Mono vs. IL2CPP Performance Graph (release, all)

Mono vs. IL2CPP Performance Graph (release, no chameneosredux)

Mono vs. IL2CPP Performance Graph (release, no chameneosredux or fasta)

IL2CPP in release mode is indeed much faster than in debug mode, as is to be expected. chameneosredux, fasta, and fastaredux remain ludicrously slow at 3x-64x slower than Mono, but the rest are much quicker. knucleotide is almost exactly the same speed as Mono. FannkuchRedux, MandleBrot, and regexdna are only about 10-15% slower.

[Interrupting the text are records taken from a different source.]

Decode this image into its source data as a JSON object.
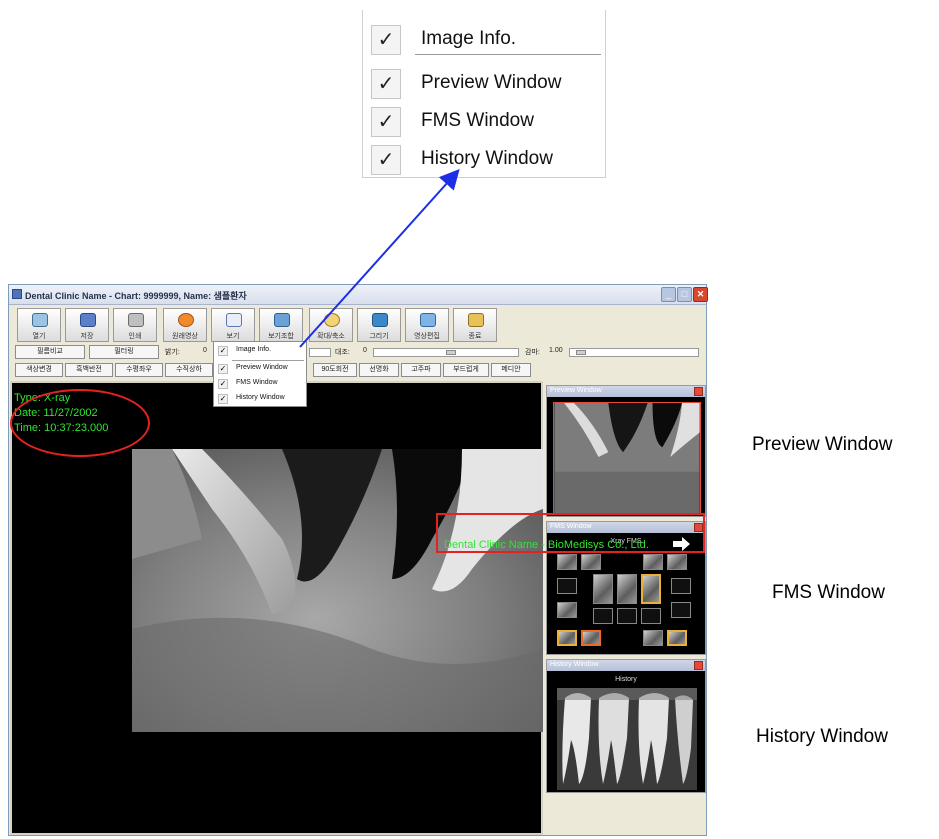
{
  "zoom_menu": {
    "items": [
      {
        "label": "Image Info.",
        "checked": true
      },
      {
        "label": "Preview Window",
        "checked": true
      },
      {
        "label": "FMS Window",
        "checked": true
      },
      {
        "label": "History Window",
        "checked": true
      }
    ],
    "check_glyph": "✓"
  },
  "side_labels": {
    "preview": "Preview Window",
    "fms": "FMS Window",
    "history": "History Window"
  },
  "window": {
    "title": "Dental Clinic Name  -  Chart: 9999999, Name: 샘플환자"
  },
  "toolbar": {
    "buttons": [
      {
        "label": "열기",
        "icon": "open-icon"
      },
      {
        "label": "저장",
        "icon": "save-icon"
      },
      {
        "label": "인쇄",
        "icon": "print-icon"
      },
      {
        "label": "원래영상",
        "icon": "original-image-icon"
      },
      {
        "label": "보기",
        "icon": "view-icon"
      },
      {
        "label": "보기조합",
        "icon": "view-combine-icon"
      },
      {
        "label": "확대/축소",
        "icon": "zoom-icon"
      },
      {
        "label": "그리기",
        "icon": "draw-icon"
      },
      {
        "label": "영상편집",
        "icon": "image-edit-icon"
      },
      {
        "label": "종료",
        "icon": "exit-icon"
      }
    ]
  },
  "controls": {
    "row2_btn1": "필름비교",
    "row2_btn2": "필터링",
    "brightness_label": "밝기:",
    "brightness_value": "0",
    "contrast_label": "대조:",
    "contrast_value": "0",
    "gamma_label": "감마:",
    "gamma_value": "1.00",
    "row3_buttons": [
      "색상변경",
      "흑백반전",
      "수평좌우",
      "수직상하",
      "90도회전",
      "선명화",
      "고주파",
      "부드럽게",
      "메디안"
    ]
  },
  "small_menu": {
    "items": [
      "Image Info.",
      "Preview Window",
      "FMS Window",
      "History Window"
    ]
  },
  "image_info": {
    "type": "Type: X-ray",
    "date": "Date: 11/27/2002",
    "time": "Time: 10:37:23.000"
  },
  "status": {
    "text": "Dental Clinic Name - BioMedisys Co., Ltd."
  },
  "panels": {
    "preview_title": "Preview Window",
    "fms_title": "FMS Window",
    "fms_sub": "Xray FMS",
    "history_title": "History Window",
    "history_sub": "History"
  },
  "colors": {
    "info_text": "#2ee62e",
    "highlight_red": "#e52222",
    "arrow_blue": "#1c2ee6"
  }
}
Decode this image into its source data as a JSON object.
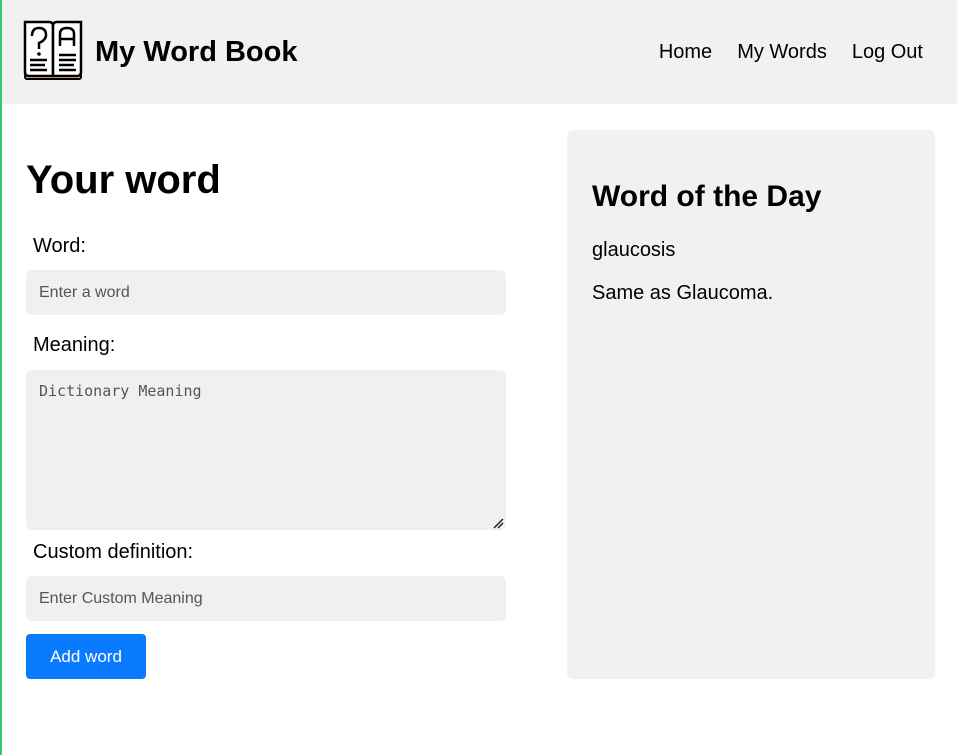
{
  "header": {
    "app_title": "My Word Book",
    "logo_icon": "open-book-icon",
    "nav": [
      {
        "label": "Home"
      },
      {
        "label": "My Words"
      },
      {
        "label": "Log Out"
      }
    ]
  },
  "form": {
    "title": "Your word",
    "word": {
      "label": "Word:",
      "value": "",
      "placeholder": "Enter a word"
    },
    "meaning": {
      "label": "Meaning:",
      "value": "",
      "placeholder": "Dictionary Meaning"
    },
    "custom": {
      "label": "Custom definition:",
      "value": "",
      "placeholder": "Enter Custom Meaning"
    },
    "submit_label": "Add word"
  },
  "word_of_the_day": {
    "heading": "Word of the Day",
    "word": "glaucosis",
    "meaning": "Same as Glaucoma."
  },
  "colors": {
    "header_bg": "#f1f1f1",
    "field_bg": "#f0f0f0",
    "button_bg": "#0a7bff",
    "left_accent": "#2ecc71"
  }
}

But there are some bright spots with release mode, too. BinaryTrees, NBody, and SpectralNorm are all about twice as fast with IL2CPP as with Mono. revcomp remains unmeasurably fast whereas with Mono it registered an occasional millisecond of time.

Given that the performance can vary from wildly slower to wildly faster when switching to IL2CPP, the performance you ultimately see will depend highly on the kind of code your app has. Don’t simply assume that your app will see an across-the-board speedup though.

If you’ve seen a significant speedup or slowdown in your real-world code, especially particular kinds of code, I’d be really interested to hear about it in the comments.